By Steve Keating
(Reuters) - National Hockey League owners and locked out players wrapped up three days of talks on Thursday with league commissioner Gary Bettman warning, "there is still a lot of work to do" before teams return to the ice.
With the lockout in its 54th day, a new Collective Bargaining Agreement (CBA) remained out of reach as both sides emerged from nearly six hours of talks agreeing on nothing more than a return to the bargaining table on Friday for a fourth successive day.
NHL commissioner Gary Bettman and NHL players association (NHLPA) chief Donald Fehr remained tight-lipped about the progress of negotiations refusing to get into specifics of what has been discussed during nearly 20 hours of talks spread over three days at a secret Manhattan location.
"We're planning on meeting again tomorrow but I am not going to discuss the negotiations or the substance of what we are talking about, I really don't think that would be helpful to the process," Bettman told reporters.

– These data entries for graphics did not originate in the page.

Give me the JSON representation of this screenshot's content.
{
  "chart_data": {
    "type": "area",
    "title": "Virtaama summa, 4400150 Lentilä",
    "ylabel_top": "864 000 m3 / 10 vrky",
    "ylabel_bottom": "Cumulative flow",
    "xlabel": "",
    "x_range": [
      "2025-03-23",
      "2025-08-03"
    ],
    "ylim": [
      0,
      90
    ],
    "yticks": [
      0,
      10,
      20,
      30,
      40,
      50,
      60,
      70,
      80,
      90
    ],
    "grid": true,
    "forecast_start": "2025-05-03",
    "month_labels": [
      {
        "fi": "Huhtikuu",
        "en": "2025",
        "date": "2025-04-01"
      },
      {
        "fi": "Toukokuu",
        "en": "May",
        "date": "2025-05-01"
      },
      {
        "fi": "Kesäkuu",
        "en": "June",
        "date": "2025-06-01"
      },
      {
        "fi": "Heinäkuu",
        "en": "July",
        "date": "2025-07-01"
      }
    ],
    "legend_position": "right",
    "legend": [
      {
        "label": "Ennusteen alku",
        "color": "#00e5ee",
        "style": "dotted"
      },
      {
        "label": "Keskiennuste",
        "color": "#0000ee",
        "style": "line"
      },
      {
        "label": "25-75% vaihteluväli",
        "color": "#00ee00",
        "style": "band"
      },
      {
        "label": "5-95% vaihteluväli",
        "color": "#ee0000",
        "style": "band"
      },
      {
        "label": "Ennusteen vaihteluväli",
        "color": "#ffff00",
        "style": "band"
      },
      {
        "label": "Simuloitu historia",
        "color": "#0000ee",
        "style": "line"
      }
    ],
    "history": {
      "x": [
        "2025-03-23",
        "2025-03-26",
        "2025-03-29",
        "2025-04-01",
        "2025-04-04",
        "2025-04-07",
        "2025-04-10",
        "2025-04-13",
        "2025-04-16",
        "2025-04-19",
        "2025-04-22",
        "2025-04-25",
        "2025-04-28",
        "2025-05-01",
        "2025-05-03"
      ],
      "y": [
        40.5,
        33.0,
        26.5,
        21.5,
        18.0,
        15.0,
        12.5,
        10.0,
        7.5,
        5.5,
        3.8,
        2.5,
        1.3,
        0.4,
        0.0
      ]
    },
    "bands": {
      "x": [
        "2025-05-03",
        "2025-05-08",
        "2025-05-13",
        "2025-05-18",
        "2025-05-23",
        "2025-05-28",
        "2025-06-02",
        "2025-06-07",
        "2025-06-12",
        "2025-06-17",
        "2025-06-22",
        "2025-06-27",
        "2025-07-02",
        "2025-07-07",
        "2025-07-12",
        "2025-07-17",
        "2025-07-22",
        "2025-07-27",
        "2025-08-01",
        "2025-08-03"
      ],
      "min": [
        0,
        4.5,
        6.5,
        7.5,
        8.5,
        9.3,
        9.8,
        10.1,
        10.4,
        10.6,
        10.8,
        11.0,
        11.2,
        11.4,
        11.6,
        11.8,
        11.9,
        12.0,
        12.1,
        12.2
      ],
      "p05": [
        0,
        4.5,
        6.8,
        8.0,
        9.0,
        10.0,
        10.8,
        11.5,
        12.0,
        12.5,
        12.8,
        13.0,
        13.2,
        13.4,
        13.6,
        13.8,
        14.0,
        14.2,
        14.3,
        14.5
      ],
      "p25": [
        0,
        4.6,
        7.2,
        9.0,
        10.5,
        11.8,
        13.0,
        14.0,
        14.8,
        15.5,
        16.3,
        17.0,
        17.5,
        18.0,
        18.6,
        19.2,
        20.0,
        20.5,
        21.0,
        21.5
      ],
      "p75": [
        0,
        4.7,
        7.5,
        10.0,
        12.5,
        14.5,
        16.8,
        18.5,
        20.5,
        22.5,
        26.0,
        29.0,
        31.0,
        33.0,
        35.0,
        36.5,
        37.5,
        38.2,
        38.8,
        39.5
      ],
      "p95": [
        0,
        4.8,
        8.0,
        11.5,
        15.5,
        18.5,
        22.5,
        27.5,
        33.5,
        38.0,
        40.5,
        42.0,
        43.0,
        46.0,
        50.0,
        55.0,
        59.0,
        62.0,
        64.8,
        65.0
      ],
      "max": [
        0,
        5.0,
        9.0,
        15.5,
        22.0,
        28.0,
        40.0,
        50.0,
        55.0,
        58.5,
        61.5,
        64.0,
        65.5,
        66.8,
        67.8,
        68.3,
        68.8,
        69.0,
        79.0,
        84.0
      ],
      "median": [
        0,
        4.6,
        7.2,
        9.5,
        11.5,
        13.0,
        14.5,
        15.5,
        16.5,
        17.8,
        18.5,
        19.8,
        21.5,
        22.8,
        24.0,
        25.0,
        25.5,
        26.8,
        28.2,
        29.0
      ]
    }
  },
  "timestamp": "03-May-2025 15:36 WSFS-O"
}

Fehr was also unwilling to shed any light on what was discussed other than that talks involved a wide range of topics.
"There's really not much I can say today, we had meetings the last couple of days and this afternoon and there have been discussions over a wide range of topics," said Fehr.
"We've recessed for tonight and we will be getting back together tomorrow.
"I'm not going to comment on the substance of the discussions."
What is clear is that after weeks of exchanging barbs the NHL and NHLPA have finally broken the stalemate and are fully engaged in negotiating a deal.
The NHLPA, according to several media reports, submitted a proposal to the NHL on Wednesday that included two key items; revenue sharing and what has become known as the "make whole" provision that would see the league honor all existing contracts even if the 50-50 split would come into immediate affect with the signing of a new CBA.
The NHL reportedly responded to that offer on Thursday.
How to divide $3.3 billion in hockey related revenue remains at the top of the agenda, with the owners seeking an immediate 50-50 split.
Under the old agreement players had received 57 percent of hockey related revenue.